Gone from last year’s squad are slugging first baseman Adrian Gonzalez who was traded to Boston for prospects, along with the veteran leadership of middle infielders David Eckstein and Miguel Tejada. This leadership vacuum figures on giving the Padres some growing pains heading into the 2011 campaign.
However, it wasn’t a mass exodus as starting pitcher Aaron Harang, relief pitcher Chad Qualls and infielder Orlando Hudson were signed to deals while outfielder Cameron Maybin, pitcher Casey Kelly, shortstop Jason Bartlett and catcher Rob Johnson were acquired in trades.
Catcher Nick Hundley figures on being a key component on this year’s squad. The three-year veteran has a talented pitching staff and bullpen to work with, and has shown promise at the plate during his brief career.
Bartlett was acquired from Tampa Bay in the offseason, and he is expected to fill the void of departed veterans Eckstein and Tejada. The double-play combination of Bartlett and Hudson has the potential to be a strong point on this squad.
Maybin was brought over from Florida, and the 24-year-old was the 10th pick in the 2005 MLB Draft. The speedy center fielder has a ton of potential, but has hit just .246 with 10 home runs with 78 runs and 36 runs batted in over a three-year career spent in Detroit and Florida. The Padres acquired him by shipping off two relievers from one of baseball’s best bullpens.
Speaking of pitching, that remains San Diego’s strong point and main chance to contend once again in the NL West. The Padres ranked second in the league in team ERA (3.39), tossing 20 shutouts while allowing opponents to hit just .240.
PETCO Park is a pitchers’ paradise with its spacious outfield, and starting pitcher Mat Latos figures on being the main component once again. The right-hander racked up 14 wins last season along with a 2.92 ERA, surrendering 7.3 hits per nine innings while striking out an average of 9.2 batters.

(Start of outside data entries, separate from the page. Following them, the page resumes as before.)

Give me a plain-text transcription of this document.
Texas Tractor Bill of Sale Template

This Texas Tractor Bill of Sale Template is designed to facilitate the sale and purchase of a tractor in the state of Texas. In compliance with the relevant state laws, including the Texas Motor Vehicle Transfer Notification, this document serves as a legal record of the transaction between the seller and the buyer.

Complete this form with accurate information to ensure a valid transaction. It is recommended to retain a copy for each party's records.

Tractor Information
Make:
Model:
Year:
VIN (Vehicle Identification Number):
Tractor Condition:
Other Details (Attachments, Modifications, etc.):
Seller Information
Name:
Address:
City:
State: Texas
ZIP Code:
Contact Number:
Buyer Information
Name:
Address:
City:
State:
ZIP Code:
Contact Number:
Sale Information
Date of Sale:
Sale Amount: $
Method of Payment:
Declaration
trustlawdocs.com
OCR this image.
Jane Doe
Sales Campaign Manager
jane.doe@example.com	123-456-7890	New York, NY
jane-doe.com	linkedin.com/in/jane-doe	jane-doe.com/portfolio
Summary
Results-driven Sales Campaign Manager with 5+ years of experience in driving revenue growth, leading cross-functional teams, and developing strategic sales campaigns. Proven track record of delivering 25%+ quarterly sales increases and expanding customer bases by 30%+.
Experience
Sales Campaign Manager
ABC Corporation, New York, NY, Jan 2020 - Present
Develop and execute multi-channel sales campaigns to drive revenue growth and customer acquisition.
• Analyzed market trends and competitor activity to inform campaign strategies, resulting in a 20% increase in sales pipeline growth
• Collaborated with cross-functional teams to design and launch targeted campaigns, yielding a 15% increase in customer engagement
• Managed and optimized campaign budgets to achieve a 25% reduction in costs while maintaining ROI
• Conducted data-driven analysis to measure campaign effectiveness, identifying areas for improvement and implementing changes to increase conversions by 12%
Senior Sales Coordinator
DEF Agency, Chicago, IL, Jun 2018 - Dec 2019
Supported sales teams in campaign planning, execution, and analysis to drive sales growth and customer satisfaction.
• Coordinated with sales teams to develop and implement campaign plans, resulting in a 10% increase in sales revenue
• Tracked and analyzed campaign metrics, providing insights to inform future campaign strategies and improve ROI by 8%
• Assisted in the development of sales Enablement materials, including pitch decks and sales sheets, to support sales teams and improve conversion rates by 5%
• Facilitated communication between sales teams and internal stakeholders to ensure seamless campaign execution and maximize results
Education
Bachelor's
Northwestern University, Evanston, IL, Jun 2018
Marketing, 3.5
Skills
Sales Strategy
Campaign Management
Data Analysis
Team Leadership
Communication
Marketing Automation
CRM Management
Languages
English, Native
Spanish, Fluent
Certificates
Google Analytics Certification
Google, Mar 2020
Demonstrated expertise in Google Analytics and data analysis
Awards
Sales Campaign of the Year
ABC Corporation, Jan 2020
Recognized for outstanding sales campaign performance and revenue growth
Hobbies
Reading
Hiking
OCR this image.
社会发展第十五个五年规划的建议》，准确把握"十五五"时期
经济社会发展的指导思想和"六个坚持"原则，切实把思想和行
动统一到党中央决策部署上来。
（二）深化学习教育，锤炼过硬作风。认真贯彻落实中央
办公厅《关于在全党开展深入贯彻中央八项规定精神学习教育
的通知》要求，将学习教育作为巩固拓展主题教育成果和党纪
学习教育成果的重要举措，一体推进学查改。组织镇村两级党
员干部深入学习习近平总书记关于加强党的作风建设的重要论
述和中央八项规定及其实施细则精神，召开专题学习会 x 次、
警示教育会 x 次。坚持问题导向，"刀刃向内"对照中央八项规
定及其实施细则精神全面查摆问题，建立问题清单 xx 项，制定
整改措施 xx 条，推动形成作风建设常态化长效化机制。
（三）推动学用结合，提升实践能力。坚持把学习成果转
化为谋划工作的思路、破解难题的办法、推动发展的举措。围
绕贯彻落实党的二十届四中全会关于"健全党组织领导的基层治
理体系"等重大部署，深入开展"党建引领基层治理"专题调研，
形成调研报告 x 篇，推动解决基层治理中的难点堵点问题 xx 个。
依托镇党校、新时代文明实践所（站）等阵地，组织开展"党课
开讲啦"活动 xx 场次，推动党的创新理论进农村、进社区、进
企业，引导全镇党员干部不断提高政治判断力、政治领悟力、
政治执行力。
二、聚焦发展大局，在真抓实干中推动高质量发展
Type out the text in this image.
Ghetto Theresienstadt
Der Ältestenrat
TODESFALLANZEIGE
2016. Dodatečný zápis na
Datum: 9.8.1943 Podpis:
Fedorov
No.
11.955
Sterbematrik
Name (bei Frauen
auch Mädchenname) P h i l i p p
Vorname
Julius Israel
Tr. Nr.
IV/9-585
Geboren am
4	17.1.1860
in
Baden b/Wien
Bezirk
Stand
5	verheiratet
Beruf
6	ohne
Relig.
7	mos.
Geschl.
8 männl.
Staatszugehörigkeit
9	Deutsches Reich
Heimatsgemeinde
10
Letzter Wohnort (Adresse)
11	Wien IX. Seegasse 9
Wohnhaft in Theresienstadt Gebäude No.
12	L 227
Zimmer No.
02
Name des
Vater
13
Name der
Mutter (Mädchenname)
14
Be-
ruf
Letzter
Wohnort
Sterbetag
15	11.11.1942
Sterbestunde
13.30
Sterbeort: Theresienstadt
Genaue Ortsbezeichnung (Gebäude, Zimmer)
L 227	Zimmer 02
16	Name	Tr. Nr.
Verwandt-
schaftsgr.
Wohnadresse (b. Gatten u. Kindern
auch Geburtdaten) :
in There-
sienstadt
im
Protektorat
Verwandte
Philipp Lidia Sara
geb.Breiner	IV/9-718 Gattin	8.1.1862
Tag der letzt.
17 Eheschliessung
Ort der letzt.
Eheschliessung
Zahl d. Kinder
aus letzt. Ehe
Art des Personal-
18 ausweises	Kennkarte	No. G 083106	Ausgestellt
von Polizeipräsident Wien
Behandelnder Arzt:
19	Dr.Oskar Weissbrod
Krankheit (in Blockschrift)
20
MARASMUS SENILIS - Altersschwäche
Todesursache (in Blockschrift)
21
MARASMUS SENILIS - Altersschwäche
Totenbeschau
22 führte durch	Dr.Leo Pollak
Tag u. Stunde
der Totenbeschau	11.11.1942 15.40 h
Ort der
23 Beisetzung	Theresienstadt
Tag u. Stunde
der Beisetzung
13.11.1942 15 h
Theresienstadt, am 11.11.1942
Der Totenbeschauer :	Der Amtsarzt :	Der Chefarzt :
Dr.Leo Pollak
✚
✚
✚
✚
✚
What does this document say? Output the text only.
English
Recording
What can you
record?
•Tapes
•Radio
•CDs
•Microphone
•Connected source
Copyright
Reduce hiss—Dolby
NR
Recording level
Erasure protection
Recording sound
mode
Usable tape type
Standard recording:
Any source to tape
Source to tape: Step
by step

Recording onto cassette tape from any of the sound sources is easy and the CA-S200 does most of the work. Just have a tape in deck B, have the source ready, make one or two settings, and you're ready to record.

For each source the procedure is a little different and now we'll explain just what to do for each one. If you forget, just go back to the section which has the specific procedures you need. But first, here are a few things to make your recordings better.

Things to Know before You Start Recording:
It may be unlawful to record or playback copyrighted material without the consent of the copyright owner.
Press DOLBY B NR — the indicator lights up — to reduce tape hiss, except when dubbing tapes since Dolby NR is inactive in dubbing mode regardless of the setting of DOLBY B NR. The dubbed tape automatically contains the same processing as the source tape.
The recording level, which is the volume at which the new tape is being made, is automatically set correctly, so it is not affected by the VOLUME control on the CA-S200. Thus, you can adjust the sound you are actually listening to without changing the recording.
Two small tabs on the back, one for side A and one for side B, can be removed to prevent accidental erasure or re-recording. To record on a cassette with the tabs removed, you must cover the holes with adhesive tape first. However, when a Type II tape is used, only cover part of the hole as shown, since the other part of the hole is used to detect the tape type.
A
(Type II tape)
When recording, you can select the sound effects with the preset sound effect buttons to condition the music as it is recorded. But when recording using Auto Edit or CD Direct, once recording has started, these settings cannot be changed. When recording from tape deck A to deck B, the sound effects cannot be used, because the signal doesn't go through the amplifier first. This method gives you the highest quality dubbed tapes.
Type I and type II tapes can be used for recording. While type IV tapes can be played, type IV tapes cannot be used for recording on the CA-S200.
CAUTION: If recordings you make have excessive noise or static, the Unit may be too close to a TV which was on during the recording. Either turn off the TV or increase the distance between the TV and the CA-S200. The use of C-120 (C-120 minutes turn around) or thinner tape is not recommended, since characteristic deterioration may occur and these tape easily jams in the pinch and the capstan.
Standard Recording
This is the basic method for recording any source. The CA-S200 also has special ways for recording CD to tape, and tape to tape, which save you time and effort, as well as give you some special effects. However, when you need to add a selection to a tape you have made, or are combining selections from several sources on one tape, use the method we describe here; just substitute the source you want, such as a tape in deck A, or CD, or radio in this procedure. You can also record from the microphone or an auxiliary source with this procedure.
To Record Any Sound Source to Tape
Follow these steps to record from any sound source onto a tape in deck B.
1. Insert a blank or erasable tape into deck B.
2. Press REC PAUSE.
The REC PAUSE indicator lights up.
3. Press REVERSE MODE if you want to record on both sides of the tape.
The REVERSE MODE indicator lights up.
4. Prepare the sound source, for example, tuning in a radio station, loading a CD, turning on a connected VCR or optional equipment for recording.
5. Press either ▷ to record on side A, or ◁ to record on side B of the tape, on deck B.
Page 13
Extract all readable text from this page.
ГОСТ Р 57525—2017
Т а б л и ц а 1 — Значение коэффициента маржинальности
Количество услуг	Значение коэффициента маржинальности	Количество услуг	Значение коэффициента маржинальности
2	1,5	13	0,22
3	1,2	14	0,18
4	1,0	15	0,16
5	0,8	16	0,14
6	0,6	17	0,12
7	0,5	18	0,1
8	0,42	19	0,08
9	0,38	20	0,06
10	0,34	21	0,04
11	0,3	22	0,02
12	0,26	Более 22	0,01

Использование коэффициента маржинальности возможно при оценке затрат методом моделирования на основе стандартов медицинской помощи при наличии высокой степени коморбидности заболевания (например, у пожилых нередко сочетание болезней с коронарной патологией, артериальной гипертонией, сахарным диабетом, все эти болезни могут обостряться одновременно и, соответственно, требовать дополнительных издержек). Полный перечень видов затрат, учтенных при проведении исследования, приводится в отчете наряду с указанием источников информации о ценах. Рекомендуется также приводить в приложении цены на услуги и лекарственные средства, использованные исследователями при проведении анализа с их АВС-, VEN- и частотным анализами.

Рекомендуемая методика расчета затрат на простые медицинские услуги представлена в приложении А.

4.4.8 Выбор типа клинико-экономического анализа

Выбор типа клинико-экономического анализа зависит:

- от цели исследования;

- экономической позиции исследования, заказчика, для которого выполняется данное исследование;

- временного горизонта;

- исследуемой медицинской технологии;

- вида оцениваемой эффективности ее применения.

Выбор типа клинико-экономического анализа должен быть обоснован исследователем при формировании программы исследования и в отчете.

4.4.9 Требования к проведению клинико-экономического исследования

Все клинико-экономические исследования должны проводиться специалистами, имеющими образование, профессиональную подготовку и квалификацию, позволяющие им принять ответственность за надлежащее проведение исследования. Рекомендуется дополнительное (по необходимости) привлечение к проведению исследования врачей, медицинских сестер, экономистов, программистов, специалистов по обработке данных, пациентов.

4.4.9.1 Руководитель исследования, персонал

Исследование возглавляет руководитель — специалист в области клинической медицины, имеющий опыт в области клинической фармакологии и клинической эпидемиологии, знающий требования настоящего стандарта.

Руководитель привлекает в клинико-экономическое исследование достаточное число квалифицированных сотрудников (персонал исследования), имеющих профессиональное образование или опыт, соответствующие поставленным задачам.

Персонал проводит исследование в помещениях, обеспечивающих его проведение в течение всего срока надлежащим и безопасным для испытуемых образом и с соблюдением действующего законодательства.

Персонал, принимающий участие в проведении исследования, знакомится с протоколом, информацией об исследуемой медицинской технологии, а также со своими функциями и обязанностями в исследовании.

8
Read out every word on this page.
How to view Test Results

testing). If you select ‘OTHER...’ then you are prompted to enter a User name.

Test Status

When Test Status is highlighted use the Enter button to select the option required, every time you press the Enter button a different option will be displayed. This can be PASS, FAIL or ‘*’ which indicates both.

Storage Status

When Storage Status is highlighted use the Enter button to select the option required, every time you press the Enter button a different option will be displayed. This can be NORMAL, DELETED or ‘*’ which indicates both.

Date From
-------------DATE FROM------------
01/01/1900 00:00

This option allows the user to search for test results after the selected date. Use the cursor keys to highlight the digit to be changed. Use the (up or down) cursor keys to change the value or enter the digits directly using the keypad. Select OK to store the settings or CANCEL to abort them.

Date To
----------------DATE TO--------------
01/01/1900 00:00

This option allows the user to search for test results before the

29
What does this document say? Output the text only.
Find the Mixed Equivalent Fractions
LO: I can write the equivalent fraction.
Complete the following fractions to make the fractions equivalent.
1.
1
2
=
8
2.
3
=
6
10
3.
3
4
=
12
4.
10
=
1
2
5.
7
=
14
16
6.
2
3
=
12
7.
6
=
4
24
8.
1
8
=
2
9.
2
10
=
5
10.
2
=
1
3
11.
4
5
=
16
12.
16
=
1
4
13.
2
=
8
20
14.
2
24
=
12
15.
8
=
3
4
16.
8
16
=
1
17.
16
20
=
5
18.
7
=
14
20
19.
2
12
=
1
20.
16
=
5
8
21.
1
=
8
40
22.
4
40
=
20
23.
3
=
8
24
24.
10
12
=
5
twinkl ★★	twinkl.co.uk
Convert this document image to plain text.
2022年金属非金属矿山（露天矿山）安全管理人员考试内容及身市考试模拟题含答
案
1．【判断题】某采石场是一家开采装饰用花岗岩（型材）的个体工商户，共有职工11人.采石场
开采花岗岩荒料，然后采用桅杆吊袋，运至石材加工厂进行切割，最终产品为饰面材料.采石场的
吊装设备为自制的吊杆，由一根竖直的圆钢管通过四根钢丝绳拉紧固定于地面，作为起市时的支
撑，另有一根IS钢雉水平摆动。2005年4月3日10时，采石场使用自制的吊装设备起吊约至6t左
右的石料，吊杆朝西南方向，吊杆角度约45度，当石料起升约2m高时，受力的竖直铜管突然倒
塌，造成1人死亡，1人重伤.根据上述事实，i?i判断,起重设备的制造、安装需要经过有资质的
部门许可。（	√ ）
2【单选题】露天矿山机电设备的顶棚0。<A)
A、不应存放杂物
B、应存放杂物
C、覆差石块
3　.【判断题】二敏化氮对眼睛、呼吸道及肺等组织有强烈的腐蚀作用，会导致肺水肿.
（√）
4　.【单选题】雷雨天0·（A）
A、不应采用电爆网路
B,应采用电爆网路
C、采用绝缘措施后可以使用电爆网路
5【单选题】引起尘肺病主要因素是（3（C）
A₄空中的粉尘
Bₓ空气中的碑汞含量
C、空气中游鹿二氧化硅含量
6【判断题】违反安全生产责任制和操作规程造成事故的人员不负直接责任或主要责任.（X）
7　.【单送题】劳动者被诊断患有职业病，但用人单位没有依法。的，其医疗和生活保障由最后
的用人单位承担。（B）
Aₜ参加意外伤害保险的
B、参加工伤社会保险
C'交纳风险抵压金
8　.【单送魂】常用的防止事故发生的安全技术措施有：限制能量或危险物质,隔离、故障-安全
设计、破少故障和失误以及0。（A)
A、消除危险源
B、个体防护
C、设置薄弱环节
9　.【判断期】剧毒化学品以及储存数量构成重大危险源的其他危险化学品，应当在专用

Clayton Richard and Harang will also contribute to the starting rotation, but the fourth and fifth spots are still undecided. Kelly is a tantalizing prospect who was the key in the Gonzalez deal with Boston, and he could provide valuable innings.
Closer Heath Bell has quietly been one of baseball’s best closers the past couple of years, recording 40 saves the last two seasons with ERA’s of 2.71 and 1.93 respectively. Chad Qualls figures to settle into a middle reliever role in an effort to get Bell plenty of save opportunities.
San Diego retooled the middle of the field, and is younger, more explosive but less experienced. Expect the Padres pitching to again be the strong point of this team while they go through some growing pains. Another 90-win season will be a stretch, but this team should remain competitive and finish the year slightly over .500, making the 'over' 76 wins at Bookmaker.com the right play.